Security Is Emerging as a Front-Line Concern
One of the more significant findings in this year’s data involves the rapid rise in demand for security-related capabilities: 52% of organizations indicate that security management features are important in a data observability solution and 50% identify quality and quality assurance management features as equally so. This likely reflects the emergence of data security posture management as a rapidly evolving priority, bringing with it new expectations for what observability tooling must cover.
Beyond security, organizations prioritize capabilities for monitoring data-related anomalies above all else. Integration with identity and access management, and data lineage and impact analysis, rank next in importance at 37% and 36% respectively. Notably, nearly half of respondents indicate that audit trails and lineage tracking are important – the highest rate among all relevant capabilities – underscoring how closely observability and accountability are becoming intertwined.

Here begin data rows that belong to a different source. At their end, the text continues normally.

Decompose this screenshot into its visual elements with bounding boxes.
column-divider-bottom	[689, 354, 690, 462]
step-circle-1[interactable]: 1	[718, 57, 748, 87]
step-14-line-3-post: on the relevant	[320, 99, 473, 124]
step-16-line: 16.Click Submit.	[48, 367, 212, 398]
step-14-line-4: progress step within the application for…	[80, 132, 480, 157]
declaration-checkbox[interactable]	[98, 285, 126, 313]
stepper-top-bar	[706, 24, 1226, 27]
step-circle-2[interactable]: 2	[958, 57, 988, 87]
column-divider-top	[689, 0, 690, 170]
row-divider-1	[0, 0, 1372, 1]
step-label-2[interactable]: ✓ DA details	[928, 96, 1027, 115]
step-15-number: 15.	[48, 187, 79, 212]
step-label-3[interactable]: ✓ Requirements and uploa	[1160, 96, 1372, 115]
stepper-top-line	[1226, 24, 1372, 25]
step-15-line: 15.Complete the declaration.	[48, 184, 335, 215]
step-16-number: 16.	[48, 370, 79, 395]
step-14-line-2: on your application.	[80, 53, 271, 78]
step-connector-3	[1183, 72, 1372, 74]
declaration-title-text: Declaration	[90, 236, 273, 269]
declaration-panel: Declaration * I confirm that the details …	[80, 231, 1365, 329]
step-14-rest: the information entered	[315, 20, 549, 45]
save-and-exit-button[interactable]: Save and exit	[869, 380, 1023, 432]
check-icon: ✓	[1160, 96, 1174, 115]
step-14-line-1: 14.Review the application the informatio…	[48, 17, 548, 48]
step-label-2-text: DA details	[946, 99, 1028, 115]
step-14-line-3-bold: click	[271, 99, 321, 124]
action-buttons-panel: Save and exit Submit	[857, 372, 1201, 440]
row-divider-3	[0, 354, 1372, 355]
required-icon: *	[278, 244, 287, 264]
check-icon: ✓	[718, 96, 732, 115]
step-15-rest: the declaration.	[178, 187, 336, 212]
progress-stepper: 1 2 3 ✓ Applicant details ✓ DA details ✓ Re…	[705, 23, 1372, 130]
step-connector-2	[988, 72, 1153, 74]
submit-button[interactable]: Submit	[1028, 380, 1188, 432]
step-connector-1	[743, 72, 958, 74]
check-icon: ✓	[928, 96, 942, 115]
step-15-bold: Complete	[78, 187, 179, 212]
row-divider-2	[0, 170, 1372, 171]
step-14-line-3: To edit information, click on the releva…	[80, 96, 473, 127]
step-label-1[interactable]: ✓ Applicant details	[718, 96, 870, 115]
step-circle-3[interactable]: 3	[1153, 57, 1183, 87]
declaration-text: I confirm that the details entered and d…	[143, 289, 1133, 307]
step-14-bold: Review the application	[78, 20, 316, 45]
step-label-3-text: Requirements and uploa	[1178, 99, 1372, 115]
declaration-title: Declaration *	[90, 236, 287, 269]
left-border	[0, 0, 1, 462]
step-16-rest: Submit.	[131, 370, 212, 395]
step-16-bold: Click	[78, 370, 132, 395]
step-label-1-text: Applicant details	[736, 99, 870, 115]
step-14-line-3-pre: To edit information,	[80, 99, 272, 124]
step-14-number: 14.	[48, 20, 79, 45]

Vendor Landscape Reflects a Market Still Forming
On sourcing strategy, the market is nearly split. 53% of organizations prefer best-of-breed vendors for data observability, while 46% favor vendors that partner and tightly integrate with their strategic data and analytics infrastructure provider. That near-even divide suggests the market hasn’t yet consolidated around a dominant model and that vendors on both sides of the equation have real opportunity, provided they can demonstrate depth where it matters. The data, taken together, describes a capability that organizations understand they need, are beginning to evaluate seriously, and are only starting to build into the fabric of how they manage data at scale. The gap between importance and adoption won’t close on its own. But the organizations closing it fastest are, by most measures, the ones pulling ahead.
Parting Words
It is increasingly clear that data observability is evolving beyond a mission of improving data quality. While data quality remains foundational, organizations now recognize that ensuring trusted data requires visibility and measurement across the entire data lifecycle – from creation and movement to consumption and governance. As a result, data observability is expanding into adjacent domains, including metrics management, data governance, and support for data security initiatives. The need to monitor, measure, and validate data at every stage naturally broadens its scope and strategic importance. This expanding charter reflects the growing recognition that data reliability is an infrastructure-level concern, not merely a data management issue. The market’s evolution is likely to continue, and it will be interesting to see over the next several years just how quickly the data observability mandate becomes – and how deeply it becomes embedded in the core data infrastructure stack.